Ray Wang, an ERP analyst at Forrester Research Inc., says that Sunrise's approach is not without pitfalls, noting that it can be difficult to manage integration and data synchronization efforts back to the central system during software upgrades and patching.

"The biggest challenge is understanding the business processes and having change management in place," he says. "You can never underestimate change management. Especially in health care, the regulatory requirements will create a lot of customization in the apps. The regulations by different countries will kill you. You can't run a single instance. It's a big project, a difficult challenge, but it's not insurmountable."

But Cooper says Sunrise has already seen benefits from its consolidation strategy. The percentage of revenue spent on IT has declined by .4% in four years. In absolute terms, Cooper says the budget is 80% of its size seven years ago and has been flat for four years, while the department's head count has also declined and company revenue has reached almost $1 billion.

"It's a more demanding environment than it was previously, and we're doing it with less dollars and fewer people," says Cooper. "Most of our people were programmers or system administrators. Now we're moving more people into business analysis or client services."

Cooper says that the JD Edwards EnterpriseOne system will build a foundation for order management and lean manufacturing that will finally allow the company to leverage its far-flung operations into a true global enterprise.
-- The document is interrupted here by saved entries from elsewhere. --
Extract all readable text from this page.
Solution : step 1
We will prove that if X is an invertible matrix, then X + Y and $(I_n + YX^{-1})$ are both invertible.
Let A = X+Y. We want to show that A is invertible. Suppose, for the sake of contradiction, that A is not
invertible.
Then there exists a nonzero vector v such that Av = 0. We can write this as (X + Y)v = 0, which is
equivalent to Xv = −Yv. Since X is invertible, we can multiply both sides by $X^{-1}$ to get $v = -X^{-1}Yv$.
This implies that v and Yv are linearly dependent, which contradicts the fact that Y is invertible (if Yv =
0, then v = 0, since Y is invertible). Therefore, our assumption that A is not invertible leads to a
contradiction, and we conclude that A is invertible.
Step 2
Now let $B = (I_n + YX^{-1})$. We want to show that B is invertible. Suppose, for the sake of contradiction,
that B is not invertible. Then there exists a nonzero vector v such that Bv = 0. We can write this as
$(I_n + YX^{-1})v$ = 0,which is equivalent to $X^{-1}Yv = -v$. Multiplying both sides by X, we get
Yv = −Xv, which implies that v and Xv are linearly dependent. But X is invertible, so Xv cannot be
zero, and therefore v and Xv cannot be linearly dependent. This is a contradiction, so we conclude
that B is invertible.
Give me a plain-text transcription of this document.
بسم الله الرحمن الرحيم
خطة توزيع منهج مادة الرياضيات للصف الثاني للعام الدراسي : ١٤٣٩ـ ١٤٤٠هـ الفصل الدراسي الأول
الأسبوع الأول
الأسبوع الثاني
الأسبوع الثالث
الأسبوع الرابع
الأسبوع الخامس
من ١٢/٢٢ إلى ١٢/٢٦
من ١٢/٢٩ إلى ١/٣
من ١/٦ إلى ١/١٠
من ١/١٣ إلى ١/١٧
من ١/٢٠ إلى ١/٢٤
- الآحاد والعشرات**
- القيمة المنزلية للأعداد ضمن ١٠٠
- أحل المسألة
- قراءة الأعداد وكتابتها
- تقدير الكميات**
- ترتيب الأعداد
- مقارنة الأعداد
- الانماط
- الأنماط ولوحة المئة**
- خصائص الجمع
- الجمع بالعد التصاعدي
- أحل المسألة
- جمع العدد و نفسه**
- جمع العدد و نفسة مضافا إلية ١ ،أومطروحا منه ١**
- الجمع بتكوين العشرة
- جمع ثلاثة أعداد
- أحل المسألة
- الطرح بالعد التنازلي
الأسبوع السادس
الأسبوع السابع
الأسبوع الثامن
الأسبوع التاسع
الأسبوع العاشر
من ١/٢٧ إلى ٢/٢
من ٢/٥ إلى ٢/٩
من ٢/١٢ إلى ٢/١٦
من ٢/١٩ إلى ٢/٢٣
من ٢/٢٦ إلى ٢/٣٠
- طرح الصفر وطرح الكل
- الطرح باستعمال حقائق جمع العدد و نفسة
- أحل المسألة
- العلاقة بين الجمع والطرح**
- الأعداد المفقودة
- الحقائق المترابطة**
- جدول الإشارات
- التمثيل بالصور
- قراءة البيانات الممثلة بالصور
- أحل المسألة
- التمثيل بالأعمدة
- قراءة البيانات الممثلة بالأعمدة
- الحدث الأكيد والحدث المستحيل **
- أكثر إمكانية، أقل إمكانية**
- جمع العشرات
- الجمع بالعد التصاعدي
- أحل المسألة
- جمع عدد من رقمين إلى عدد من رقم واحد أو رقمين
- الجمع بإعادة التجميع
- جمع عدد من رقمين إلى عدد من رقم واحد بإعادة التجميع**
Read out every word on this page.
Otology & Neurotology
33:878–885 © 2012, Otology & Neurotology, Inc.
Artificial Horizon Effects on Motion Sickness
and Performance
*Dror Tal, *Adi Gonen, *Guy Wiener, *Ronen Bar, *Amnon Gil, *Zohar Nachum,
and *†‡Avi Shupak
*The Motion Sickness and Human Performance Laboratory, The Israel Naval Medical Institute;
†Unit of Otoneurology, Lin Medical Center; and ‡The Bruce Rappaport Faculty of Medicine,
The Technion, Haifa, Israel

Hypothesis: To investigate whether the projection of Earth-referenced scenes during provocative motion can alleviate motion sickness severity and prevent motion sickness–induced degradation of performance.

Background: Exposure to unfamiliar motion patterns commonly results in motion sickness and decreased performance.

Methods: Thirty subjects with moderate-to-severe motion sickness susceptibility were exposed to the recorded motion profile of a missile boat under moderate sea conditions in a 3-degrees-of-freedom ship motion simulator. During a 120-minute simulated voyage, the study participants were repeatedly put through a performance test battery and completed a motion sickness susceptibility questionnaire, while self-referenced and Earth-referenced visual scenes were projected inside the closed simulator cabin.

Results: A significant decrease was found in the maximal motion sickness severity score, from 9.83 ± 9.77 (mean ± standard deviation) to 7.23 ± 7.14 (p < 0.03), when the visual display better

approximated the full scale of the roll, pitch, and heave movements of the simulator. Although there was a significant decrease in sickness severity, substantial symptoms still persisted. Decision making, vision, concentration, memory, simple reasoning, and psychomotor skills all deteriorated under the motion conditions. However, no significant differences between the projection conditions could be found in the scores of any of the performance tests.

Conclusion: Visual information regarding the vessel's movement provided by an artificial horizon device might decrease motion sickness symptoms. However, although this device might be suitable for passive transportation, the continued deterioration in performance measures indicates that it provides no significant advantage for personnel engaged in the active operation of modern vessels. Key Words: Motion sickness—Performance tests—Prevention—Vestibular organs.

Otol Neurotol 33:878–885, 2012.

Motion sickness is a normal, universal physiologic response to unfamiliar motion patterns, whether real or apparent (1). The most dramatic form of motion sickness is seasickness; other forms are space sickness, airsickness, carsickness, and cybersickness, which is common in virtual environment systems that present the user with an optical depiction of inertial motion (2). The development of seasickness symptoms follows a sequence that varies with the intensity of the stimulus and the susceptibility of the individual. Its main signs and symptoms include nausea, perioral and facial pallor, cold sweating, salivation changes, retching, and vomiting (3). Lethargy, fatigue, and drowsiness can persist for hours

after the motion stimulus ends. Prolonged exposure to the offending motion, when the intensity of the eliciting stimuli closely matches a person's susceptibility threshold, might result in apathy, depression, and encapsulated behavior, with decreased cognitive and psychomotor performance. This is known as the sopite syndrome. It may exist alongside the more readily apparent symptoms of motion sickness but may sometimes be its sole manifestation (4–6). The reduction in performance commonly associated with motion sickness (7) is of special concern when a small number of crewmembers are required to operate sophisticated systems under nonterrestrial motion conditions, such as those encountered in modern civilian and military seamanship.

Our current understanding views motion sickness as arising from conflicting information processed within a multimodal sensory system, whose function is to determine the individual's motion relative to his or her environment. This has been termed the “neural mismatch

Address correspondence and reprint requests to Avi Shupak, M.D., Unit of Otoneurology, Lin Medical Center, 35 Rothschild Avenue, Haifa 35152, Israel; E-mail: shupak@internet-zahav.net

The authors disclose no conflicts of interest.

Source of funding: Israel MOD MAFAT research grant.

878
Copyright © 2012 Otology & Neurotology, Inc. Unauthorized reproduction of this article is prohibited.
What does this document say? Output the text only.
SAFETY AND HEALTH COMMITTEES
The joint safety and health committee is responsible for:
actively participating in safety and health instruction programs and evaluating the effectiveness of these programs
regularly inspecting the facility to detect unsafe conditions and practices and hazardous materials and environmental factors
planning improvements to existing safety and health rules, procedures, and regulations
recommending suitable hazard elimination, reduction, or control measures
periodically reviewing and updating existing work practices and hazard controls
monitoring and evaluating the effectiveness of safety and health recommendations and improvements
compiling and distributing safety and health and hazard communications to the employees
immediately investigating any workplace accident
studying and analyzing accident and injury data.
"We thought globalization was inevitable for us as a business," says Cooper. "There are very few manufacturing/distribution businesses that are geographically limited to the U.S. anymore. All manufacturing companies are facing the same type of challenges we are: Is it the right thing to do to organize yourself as a global business? Are there companies out there taking other approaches, being insular with your business systems? We didn't feel that was the right approach. We're competing in a global market."